Ya lo verán: una novela extraordinaria inspirada por "una joya, por uno de esos libros que no podrás olvidar jamás", según Zoé Valdés. La novelista cubana ha escrito una obra sorprendente, Una novelista en el Museo del Louvre, que nace de una doble fascinación: la que profesa a Manuel Mújica Láinez y al Museo del Louvre.

El modelo, en cualquier caso, es una obra maestra rescatada hace dos años por La otra orilla, sello literario de Belacqva y el Grupo Norma: Un novelista en el Museo del Prado, que el autor argentino publicó poco antes de su muerte, en 1984. "Lo leo y releo, hay autores cuya lectura provoca una alegría inigualable", afirma de él Zoé Valdés.

Lo dice en Madrid, apenas a unos pocos de metros del Prado, y en donde habla con pasión del autor de Bomarzo -"esa novela me cambió la vida, porque esa novela me convirtió en novelista, gracias al gusto que me dio leerla y a las múltiples lecturas que hice de ella, fue que decidí pasar del poema a la narrativa, con un pasaje por el guión cinematográfico. Luego devoré todo lo escrito por Mújica Láinez"- y no menos de este homenaje transfigurado en el Louvre: "Yo creo que es una ruptura de lo que he escrito hasta ahora".

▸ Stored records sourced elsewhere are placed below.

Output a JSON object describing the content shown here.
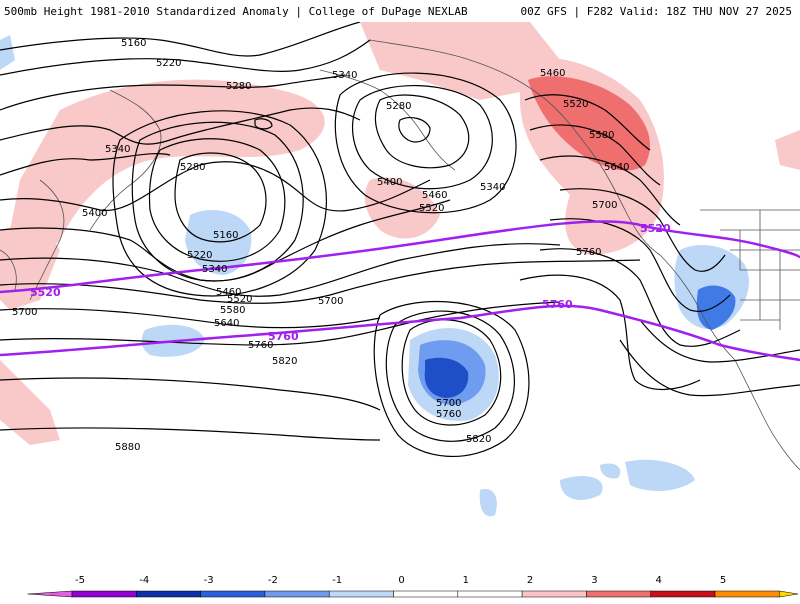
{
  "header": {
    "title": "500mb Height 1981-2010 Standardized Anomaly | College of DuPage NEXLAB",
    "run_info": "00Z GFS | F282 Valid: 18Z THU NOV 27 2025"
  },
  "contour_labels": {
    "h5160a": "5160",
    "h5220a": "5220",
    "h5280a": "5280",
    "h5340a": "5340",
    "h5340b": "5340",
    "h5400a": "5400",
    "h5280b": "5280",
    "h5280c": "5280",
    "h5340c": "5340",
    "h5400b": "5400",
    "h5460a": "5460",
    "h5520a": "5520",
    "h5160b": "5160",
    "h5220b": "5220",
    "h5340d": "5340",
    "h5460b": "5460",
    "h5520b": "5520",
    "h5580a": "5580",
    "h5640a": "5640",
    "h5700a": "5700",
    "h5700b": "5700",
    "h5760a": "5760",
    "h5820a": "5820",
    "h5880a": "5880",
    "h5700c": "5700",
    "h5760b": "5760",
    "h5820b": "5820",
    "h5460c": "5460",
    "h5520c": "5520",
    "h5580b": "5580",
    "h5640b": "5640",
    "h5700d": "5700",
    "h5760c": "5760"
  },
  "purple_labels": {
    "p5520a": "5520",
    "p5520b": "5520",
    "p5760a": "5760",
    "p5760b": "5760"
  },
  "colorbar": {
    "ticks": [
      "-5",
      "-4",
      "-3",
      "-2",
      "-1",
      "0",
      "1",
      "2",
      "3",
      "4",
      "5"
    ],
    "colors": [
      "#9400d3",
      "#0a2fa8",
      "#2b5fe0",
      "#6f9cf0",
      "#bcd8f6",
      "#ffffff",
      "#ffffff",
      "#f8c4c4",
      "#ef7070",
      "#c8101a",
      "#ff8c00",
      "#ffd700"
    ],
    "neg_tip_color": "#e060e0",
    "pos_tip_color": "#ffd700"
  }
}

Y tanto: he aquí una Zoé Valdés catárquica en lo estilístico, con un aplomo literario exquisito, atrevida incluso a jugar con el lenguaje según el cuadro y la época en cuestión en la que se sumerge, pese a que admite que jamás podrá alcanzar la "refinada sutileza" del autor argentino. Porque si Un novelista en el Museo del Prado son doce relatos maravillosos y fantásticos creados por un escritor culto, gran conocedor del Museo del Prado y de la cultura clásica, a la saga le va la novelista cubana en el Louvre.

En la obra de Mújica Láinez, el único elemento común que daba cierta unidad a la trama era la presencia del narrador, un novelista que es el propio Mujica y que será testigo directo y excepcional de cómo los personajes del Prado "se desperezan y sacuden", cobrando vida. Del mismo modo, Zoé Valdés transita por los pasillos del Louvre, observa y convive con la Monalisa, con Eros y Psique de François Gérard, con la Libertad de Delacroix.

Incluso, se encuentra con el propio "maestro" Mújica Láinez -"me gustaría tanto abrazarlo, y confesarle cuánto lo he leído, cuanto lo he amado"- y con Manuel Puig y Julio Cortázar. Justo en el día del entierro del autor de "Rayuela", un día helado de diciembre de 1983, arranca el relato de Zoé Valdés: "Acababa de llegar yo a París -recordó ayer- y fui a su entierro. Al volver no quise entrar en el Metro, porque me deba miedo, y andando, andando, llegué al Louvre a punto de cerrar. Entré, aún así, y me deslumbró".

Pasión por el Louvre

Y ese deslumbramiento no ha cesado. Tres, cuatro veces al mes, allí estaba Zoé Valdés -y sigue sin faltar-, siempre en la memoria aquel libro de Mújica Láinez sobre El Prado leído en La Habana Vieja, en dónde Mújica sigue vetado por aristocrático, copiado a mano. "Siempre quise tenerlo desde entonces, un día en Madrid me encontré con la edición de La otra orilla. Y lo compré por fin. Lo volví a leer y llamé a mi agente. Ya sabía que mis continuas visitas al Louvre se convertiría en un homenaje a un libro imperecedero".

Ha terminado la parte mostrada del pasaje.